Matthew wrote:

> If we go instead with

> \[ x \otimes a \le y \text{ if and only if } a \le x \multimap y \tag{✴'} \]

> Then your quick proof in [#6]( works, the theorem we proved holds without demanding commutativity, and \\((x\otimes -) \dashv (x\multimap -)\\) like you say.

This is an interesting issue. I was using the convention in Fong and Spivak's book (see Section 2.5.1), and I should stick with that to avoid confusion. It could be that in the noncommutative case the convention you mention here works better. I will avoid trouble by the simple expedient of assuming \\(\mathcal{V}\\) is commutative. But there's more to say...

The book mainly focuses on categories enriched over commutative monoidal posets - or symmetric monoidal preorders, which work more or less the same way. Things get more fussy if we drop the assumption of commutativity, or symmetry, and certain things just don't work at all.

For example, a \\(\mathcal{V}\\)-enriched category has an 'opposite' when \\(\mathcal{V}\\) is symmetric monoidal but not, I believe, when \\(\mathcal{V}\\) is merely monoidal! To define composition in the would-be opposite you need to switch two things in \\(\mathcal{V}\\past each other.

Similarly, we can take the product of two \\(\mathcal{V}\\)-enriched categories when \\(\mathcal{V}\\) is symmetric monoidal but not, I believe, when \\(\mathcal{V}\\) is merely monoidal. Again, to define composition we need to switch two things in \\(\mathcal{V}\\) past each other.

We will see these things soon.

For these two reasons it's hopeless (I believe) to develop the theory of enriched profunctors when \\(\mathcal{V}\\) is merely monoidal. Thus, I could have spared myself some grief by assuming \\(\mathcal{V}\\) is a commutative monoidal poset throughout this lecture. But in fact closed monoidal categories, and closed monoidal posets, are interesting even in the noncommutative case! So I couldn't resist getting into trouble.
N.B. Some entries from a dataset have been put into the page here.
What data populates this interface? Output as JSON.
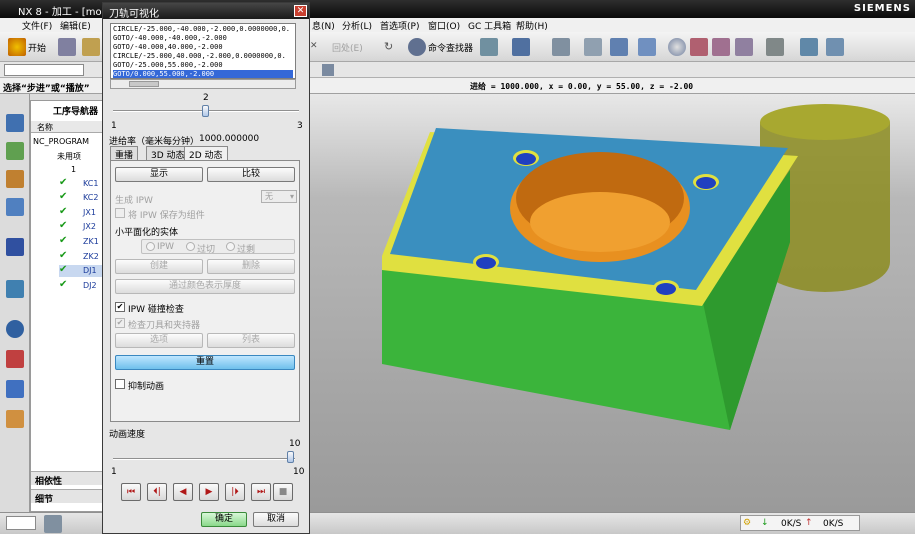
{
  "app": {
    "title": "NX 8 - 加工 - [mode",
    "brand": "SIEMENS"
  },
  "menu": [
    "文件(F)",
    "编辑(E)",
    "息(N)",
    "分析(L)",
    "首选项(P)",
    "窗口(O)",
    "GC 工具箱",
    "帮助(H)"
  ],
  "toolbar": {
    "start": "开始",
    "command_finder": "命令查找器",
    "disabled_item": "回处(E)"
  },
  "prompt": "选择“步进”或“播放”",
  "readout": "进给 = 1000.000,  x = 0.00,  y = 55.00,  z = -2.00",
  "navigator": {
    "title": "工序导航器",
    "col": "名称",
    "root": "NC_PROGRAM",
    "unused": "未用项",
    "group": "1",
    "items": [
      "KC1",
      "KC2",
      "JX1",
      "JX2",
      "ZK1",
      "ZK2",
      "DJ1",
      "DJ2"
    ],
    "footer1": "相依性",
    "footer2": "细节"
  },
  "dialog": {
    "title": "刀轨可视化",
    "gcode": [
      "CIRCLE/-25.000,-40.000,-2.000,0.0000000,0.",
      "GOTO/-40.000,-40.000,-2.000",
      "GOTO/-40.000,40.000,-2.000",
      "CIRCLE/-25.000,40.000,-2.000,0.0000000,0.",
      "GOTO/-25.000,55.000,-2.000",
      "GOTO/0.000,55.000,-2.000"
    ],
    "slider": {
      "min": "1",
      "max": "3",
      "value": "2",
      "fraction": 0.5
    },
    "feed_label": "进给率（毫米每分钟）",
    "feed_value": "1000.000000",
    "tabs": [
      "重播",
      "3D 动态",
      "2D 动态"
    ],
    "display": "显示",
    "compare": "比较",
    "gen_ipw": "生成 IPW",
    "gen_ipw_value": "无",
    "save_ipw": "将 IPW 保存为组件",
    "facet_label": "小平面化的实体",
    "radios": [
      "IPW",
      "过切",
      "过剩"
    ],
    "create": "创建",
    "delete": "删除",
    "thickness": "通过颜色表示厚度",
    "collision": "IPW 碰撞检查",
    "check_tool": "检查刀具和夹持器",
    "options": "选项",
    "list": "列表",
    "reset": "重置",
    "suppress": "抑制动画",
    "speed_label": "动画速度",
    "speed": {
      "min": "1",
      "max": "10",
      "value": "10",
      "fraction": 1.0
    },
    "ok": "确定",
    "cancel": "取消"
  },
  "status": {
    "rate1": "0K/S",
    "rate2": "0K/S"
  },
  "colors": {
    "top": "#3a8fbf",
    "sides": "#3bb43b",
    "chamfer": "#e0e040",
    "pocket": "#e89020",
    "hole": "#2040c0"
  }
}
I will rewrite the lecture to avoid this issue by assuming commutativity. The reason is that in the noncommutative case one must really distinguish between **left closed** and **right closed** monoidal posets. In one, the operation \\(a \otimes -\\) has a right adjoint for each \\(a\\). In the other, the operation \\( - \otimes a\\) has a right adjoint for each \\(a\\).

(When we want to distinguish these two, we do it by turning around the lollipop in \\(\multimap\\). I don't know how to do that in this TeX installation!)

**Puzzle.** You can think of a monoid as a 'discrete' monoidal poset, meaning one where \\(x \le y\\) iff \\(x = y\\). Show that a monoid which is _group_ gives a monoidal poset that is both left closed and right closed.

A monoidal poset (or monoidal category) that's both left and right closed is called **biclosed**.

You're raising the issue of whether it's _left closed_ or _right closed_ monoidal posets that become enriched over themselves... or both... or _neither_. You may have already settled this, but my instinct is that if one works, the other must too! The reason is that I don't believe the concept of "enriched category" has a left/right asymmetry built into it: I don't think there are "left" and "right" enriched categories.